Les aspirants se multiplient

Première publication 6 septembre 2012 à 11h35
Mise à jour : 6 septembre 2012 à 16h10
Agence QMI

Moins de 24 heures après la démission de Jean Charest, les aspirants à la chefferie du Parti libéral du Québec se multiplient. Raymond Bachand, Pierre Moreau, Lise Thériault, Yves Bolduc et Pierre Paradis n'excluent déjà pas de prendre part à la course.

«Je vais être obligé de réfléchir avant de dire oui ou non», a révélé jeudi matin le ministre des Finances Raymond Bachand, à son arrivée au caucus des députés et candidats libéraux.

Questionné une nouvelle fois par un journaliste quant à son intention de se porter candidat, M. Bachand a répondu: «Je vais en parler à ma femme (...) J'ai des sentiments fort contradictoires [jeudi] matin, ça ne fait pas trois semaines que je pense à ça», a-t-il dit.

Le Parti libéral profitera de la situation post-électorale pour se renouveler, a signifié Raymond Bachand.

«Il y a toujours besoin de renouveau en politique, mais ça ne veut pas dire de jeter les valeurs fondamentales (du parti). Mais la politique c'est de regarder l'avenir», a dit le grand argentier du gouvernement Charest.

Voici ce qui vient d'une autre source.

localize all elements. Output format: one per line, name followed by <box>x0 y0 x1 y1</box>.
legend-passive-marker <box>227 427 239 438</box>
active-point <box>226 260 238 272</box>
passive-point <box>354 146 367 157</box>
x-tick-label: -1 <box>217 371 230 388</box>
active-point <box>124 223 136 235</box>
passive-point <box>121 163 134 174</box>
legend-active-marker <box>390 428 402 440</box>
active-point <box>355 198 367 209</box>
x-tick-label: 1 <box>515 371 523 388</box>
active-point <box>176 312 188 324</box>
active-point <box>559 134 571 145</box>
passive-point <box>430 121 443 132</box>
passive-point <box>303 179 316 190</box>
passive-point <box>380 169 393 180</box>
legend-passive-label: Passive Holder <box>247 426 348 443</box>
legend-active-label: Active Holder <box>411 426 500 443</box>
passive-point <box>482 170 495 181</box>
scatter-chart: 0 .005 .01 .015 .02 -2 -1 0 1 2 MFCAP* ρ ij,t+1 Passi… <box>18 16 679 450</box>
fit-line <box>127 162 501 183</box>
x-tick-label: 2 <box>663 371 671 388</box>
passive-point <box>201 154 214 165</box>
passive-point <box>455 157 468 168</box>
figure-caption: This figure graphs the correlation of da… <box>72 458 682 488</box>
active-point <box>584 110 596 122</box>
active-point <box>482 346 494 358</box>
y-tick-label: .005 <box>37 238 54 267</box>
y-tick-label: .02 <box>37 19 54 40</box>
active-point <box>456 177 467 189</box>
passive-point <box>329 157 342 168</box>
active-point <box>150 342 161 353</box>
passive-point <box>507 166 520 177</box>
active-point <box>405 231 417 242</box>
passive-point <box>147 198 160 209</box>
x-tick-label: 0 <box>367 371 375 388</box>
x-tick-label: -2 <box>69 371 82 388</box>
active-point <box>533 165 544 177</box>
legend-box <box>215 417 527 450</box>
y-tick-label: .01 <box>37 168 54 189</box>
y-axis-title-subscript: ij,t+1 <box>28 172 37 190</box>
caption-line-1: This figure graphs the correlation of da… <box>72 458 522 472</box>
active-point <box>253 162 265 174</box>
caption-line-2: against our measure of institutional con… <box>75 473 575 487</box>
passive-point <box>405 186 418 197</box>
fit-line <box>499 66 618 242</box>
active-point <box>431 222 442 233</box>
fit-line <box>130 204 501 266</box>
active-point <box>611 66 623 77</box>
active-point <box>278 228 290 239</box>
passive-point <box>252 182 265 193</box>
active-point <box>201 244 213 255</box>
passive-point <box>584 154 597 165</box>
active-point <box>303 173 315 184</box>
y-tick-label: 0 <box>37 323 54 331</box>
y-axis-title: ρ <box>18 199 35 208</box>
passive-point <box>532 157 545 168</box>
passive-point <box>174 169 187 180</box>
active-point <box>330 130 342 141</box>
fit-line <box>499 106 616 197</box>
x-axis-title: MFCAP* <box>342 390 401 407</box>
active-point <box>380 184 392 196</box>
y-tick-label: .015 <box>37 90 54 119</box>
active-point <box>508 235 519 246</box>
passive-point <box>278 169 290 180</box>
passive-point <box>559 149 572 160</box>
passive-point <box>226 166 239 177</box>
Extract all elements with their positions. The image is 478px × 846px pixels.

D'autres aussi sont en réflexion. C'est le cas notamment du ministre de la Santé, Yves Bolduc. «Moi, je n'exclus jamais jamais rien, c'est un mauvais principe que de se positionner trop vite», a-t-il dit aux journalistes.

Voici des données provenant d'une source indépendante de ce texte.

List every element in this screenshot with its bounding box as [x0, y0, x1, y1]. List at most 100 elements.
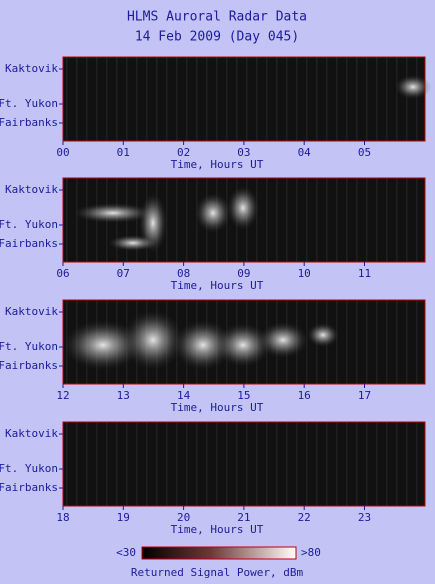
- scan-stripe: [146, 422, 148, 506]
- colorbar-min: <30: [116, 546, 136, 559]
- x-tick-label: 20: [177, 511, 190, 524]
- scan-stripe: [346, 57, 348, 141]
- scan-stripe: [366, 57, 368, 141]
- scan-stripe: [236, 422, 238, 506]
- scan-stripe: [136, 422, 138, 506]
- x-tick-label: 11: [358, 267, 371, 280]
- x-tick-label: 06: [56, 267, 69, 280]
- scan-stripe: [156, 57, 158, 141]
- x-tick-label: 10: [298, 267, 311, 280]
- scan-stripe: [316, 57, 318, 141]
- scan-stripe: [386, 178, 388, 262]
- scan-stripe: [216, 422, 218, 506]
- x-tick-label: 07: [117, 267, 130, 280]
- scan-stripe: [416, 57, 418, 141]
- x-tick-label: 13: [117, 389, 130, 402]
- scan-stripe: [156, 422, 158, 506]
- station-label: Ft. Yukon: [0, 218, 58, 231]
- scan-stripe: [296, 178, 298, 262]
- scan-stripe: [306, 57, 308, 141]
- aurora-echo: [307, 323, 339, 347]
- scan-stripe: [186, 178, 188, 262]
- x-tick-label: 16: [298, 389, 311, 402]
- scan-stripe: [346, 300, 348, 384]
- x-tick-label: 22: [298, 511, 311, 524]
- scan-stripe: [346, 422, 348, 506]
- scan-stripe: [406, 178, 408, 262]
- station-label: Kaktovik: [5, 427, 58, 440]
- scan-stripe: [196, 57, 198, 141]
- scan-stripe: [306, 422, 308, 506]
- x-tick-label: 04: [298, 146, 312, 159]
- scan-stripe: [356, 300, 358, 384]
- aurora-echo: [73, 203, 153, 223]
- station-label: Fairbanks: [0, 116, 58, 129]
- scan-stripe: [226, 57, 228, 141]
- x-tick-label: 01: [117, 146, 130, 159]
- x-tick-label: 18: [56, 511, 69, 524]
- x-tick-label: 17: [358, 389, 371, 402]
- scan-stripe: [316, 178, 318, 262]
- station-label: Fairbanks: [0, 237, 58, 250]
- scan-stripe: [356, 57, 358, 141]
- x-axis-label: Time, Hours UT: [171, 401, 264, 414]
- colorbar-caption: Returned Signal Power, dBm: [131, 566, 304, 579]
- colorbar: [141, 546, 297, 560]
- scan-stripe: [286, 422, 288, 506]
- station-label: Kaktovik: [5, 62, 58, 75]
- scan-stripe: [396, 178, 398, 262]
- x-axis-label: Time, Hours UT: [171, 279, 264, 292]
- scan-stripe: [356, 178, 358, 262]
- scan-stripe: [206, 57, 208, 141]
- scan-stripe: [286, 178, 288, 262]
- x-tick-label: 09: [237, 267, 250, 280]
- scan-stripe: [126, 422, 128, 506]
- scan-stripe: [406, 300, 408, 384]
- scan-stripe: [116, 422, 118, 506]
- scan-stripe: [166, 422, 168, 506]
- scan-stripe: [406, 57, 408, 141]
- scan-stripe: [246, 57, 248, 141]
- scan-stripe: [236, 57, 238, 141]
- station-label: Ft. Yukon: [0, 97, 58, 110]
- radar-image: [63, 57, 425, 141]
- chart-title: HLMS Auroral Radar Data: [127, 10, 307, 25]
- x-axis-label: Time, Hours UT: [171, 158, 264, 171]
- scan-stripe: [346, 178, 348, 262]
- x-tick-label: 02: [177, 146, 190, 159]
- scan-stripe: [376, 422, 378, 506]
- scan-stripe: [286, 57, 288, 141]
- scan-stripe: [336, 300, 338, 384]
- scan-stripe: [276, 422, 278, 506]
- scan-stripe: [326, 178, 328, 262]
- scan-stripe: [396, 422, 398, 506]
- scan-stripe: [186, 422, 188, 506]
- scan-stripe: [366, 300, 368, 384]
- scan-stripe: [116, 57, 118, 141]
- scan-stripe: [256, 57, 258, 141]
- aurora-echo: [195, 193, 231, 233]
- scan-stripe: [176, 422, 178, 506]
- scan-stripe: [266, 178, 268, 262]
- scan-stripe: [76, 178, 78, 262]
- scan-stripe: [326, 57, 328, 141]
- station-label: Fairbanks: [0, 359, 58, 372]
- aurora-echo: [258, 322, 308, 358]
- scan-stripe: [336, 57, 338, 141]
- scan-stripe: [276, 178, 278, 262]
- x-tick-label: 03: [237, 146, 250, 159]
- aurora-echo: [63, 320, 143, 370]
- aurora-echo: [227, 186, 259, 230]
- scan-stripe: [396, 300, 398, 384]
- scan-stripe: [96, 422, 98, 506]
- scan-stripe: [366, 178, 368, 262]
- scan-stripe: [326, 422, 328, 506]
- scan-stripe: [396, 57, 398, 141]
- scan-stripe: [386, 422, 388, 506]
- radar-image: [63, 422, 425, 506]
- aurora-echo: [108, 235, 158, 251]
- x-tick-label: 14: [177, 389, 191, 402]
- station-label: Fairbanks: [0, 481, 58, 494]
- scan-stripe: [106, 422, 108, 506]
- scan-stripe: [256, 178, 258, 262]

Pour sa part, le député de Brome-Missisquoi, Pierre Paradis, n'écarte pas lui non plus la possibilité de se porter candidat à la direction du PLQ. «Je n'inclus et n'exclus rien», a dit M. Paradis qui fut, pendant neuf ans, le mouton noir de la députation libérale sous le régime de Jean Charest.

Deux successeurs potentiels pour plusieurs, les ministres Pierre Moreau et Lise Thériault ont refusé de répondre clairement aux questions des journalistes, mais n'ont rien n'exclu non plus.

«Aujourd'hui c'est la journée de M. Charest. Je n'ai vraiment pas la tête à ça», a d'abord répondu Pierre Moreau aux représentants des médias.

Sa collègue du Travail, Lise Thériault, a aussi refusé de dévoiler clairement ses intentions.

«Il est trop tôt», a-t-elle laissé tomber.

Fournier par intérim?

Le ministre et leader parlementaire Jean-Marc Fournier n'a pas l'intention pour sa part de succéder à Jean Charest. «La course à la chefferie du parti, je n'y serai pas, je ne sollicite pas ce poste-là», a-t-il dit, catégorique.

Le fait que M. Fournier écarte cette possibilité fait de lui un chef par intérim tout indiqué, surtout qu'il a sillonné les routes du Québec avec Jean Charest durant presque toute la campagne électorale qui vient de prendre fin.

Il espère que plusieurs de ses collègues se lanceront dans la course, mais appelle également les candidatures externes.

«On souhaite aussi que des gens, qui ne sont pas nécessairement dans le caucus, sentent qu'ils peuvent y venir et apporter leur contribution, apporter des idées», a-t-il signalé.